Comment in: Plast Reconstr Surg. 1995 Aug;96(2):484-5. Plast Reconstr Surg. 1995 Dec;96(7):1747. Plast Reconstr Surg. 1996 Jan;97(1):249.

Silicone breakdown and capsular synovial metaplasia in textured-wall saline breast prostheses. 1994

Copeland M, Choi M, Bleiweiss IJ.

Department of Surgery, Mount Sinai Medical Center, New York, N.Y.
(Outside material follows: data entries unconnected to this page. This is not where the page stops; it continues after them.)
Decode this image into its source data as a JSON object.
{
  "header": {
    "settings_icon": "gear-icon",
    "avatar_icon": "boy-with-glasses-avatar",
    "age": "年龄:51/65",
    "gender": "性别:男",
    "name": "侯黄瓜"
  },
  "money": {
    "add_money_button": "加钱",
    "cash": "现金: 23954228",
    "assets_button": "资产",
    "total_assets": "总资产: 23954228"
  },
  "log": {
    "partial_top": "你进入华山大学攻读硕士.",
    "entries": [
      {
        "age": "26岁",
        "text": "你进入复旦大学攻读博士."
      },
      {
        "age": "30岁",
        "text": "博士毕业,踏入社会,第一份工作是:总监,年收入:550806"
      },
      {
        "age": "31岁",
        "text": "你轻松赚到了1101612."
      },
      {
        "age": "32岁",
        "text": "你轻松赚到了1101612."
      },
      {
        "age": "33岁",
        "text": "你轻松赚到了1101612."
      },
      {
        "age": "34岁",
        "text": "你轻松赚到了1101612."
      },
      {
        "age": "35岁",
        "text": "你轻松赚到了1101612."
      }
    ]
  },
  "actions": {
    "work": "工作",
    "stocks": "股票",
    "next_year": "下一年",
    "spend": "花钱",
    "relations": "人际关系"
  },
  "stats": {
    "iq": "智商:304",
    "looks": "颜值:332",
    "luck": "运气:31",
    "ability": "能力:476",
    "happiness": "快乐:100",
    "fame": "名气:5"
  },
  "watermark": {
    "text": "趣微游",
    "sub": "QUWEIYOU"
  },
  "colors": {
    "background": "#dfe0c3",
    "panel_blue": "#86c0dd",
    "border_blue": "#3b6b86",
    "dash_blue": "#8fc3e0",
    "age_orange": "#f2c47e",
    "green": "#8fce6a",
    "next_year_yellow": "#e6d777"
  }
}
Saline-filled prostheses are currently the only type of prostheses available for cosmetic use in the United States because of concerns raised about the possibility of systemic toxicity of silicone-filled artificial mammary implants.

Although the approved implants are saline-filled, their potential to release silicone particles from the shells has not been systematically evaluated. We performed microscopic examination of the pericapsular tissue of 54 patients with textured-surface implants and compared these with 51 patients with smooth-walled implants over a 2-year period. The capsules that had formed around virtually all textured-surface implants had silicone fragments present either in extracellular spaces, in vacuolated histiocytes, or in the form of foreign-body granulomas in surrounding fibroadipose tissue but not in capsules associated with smooth-walled implants. In 87 percent of samples of pericapsular tissue from textured saline implants, the contact surface displayed exuberant reactive synovial metaplasia, a histologic pattern not previously described with these devices. Our findings suggest that smooth-walled prostheses are associated with less silicone fragmentation than textured devices in the peri-implant tissue capsules that tend to form around artificial surfaces used for this purpose.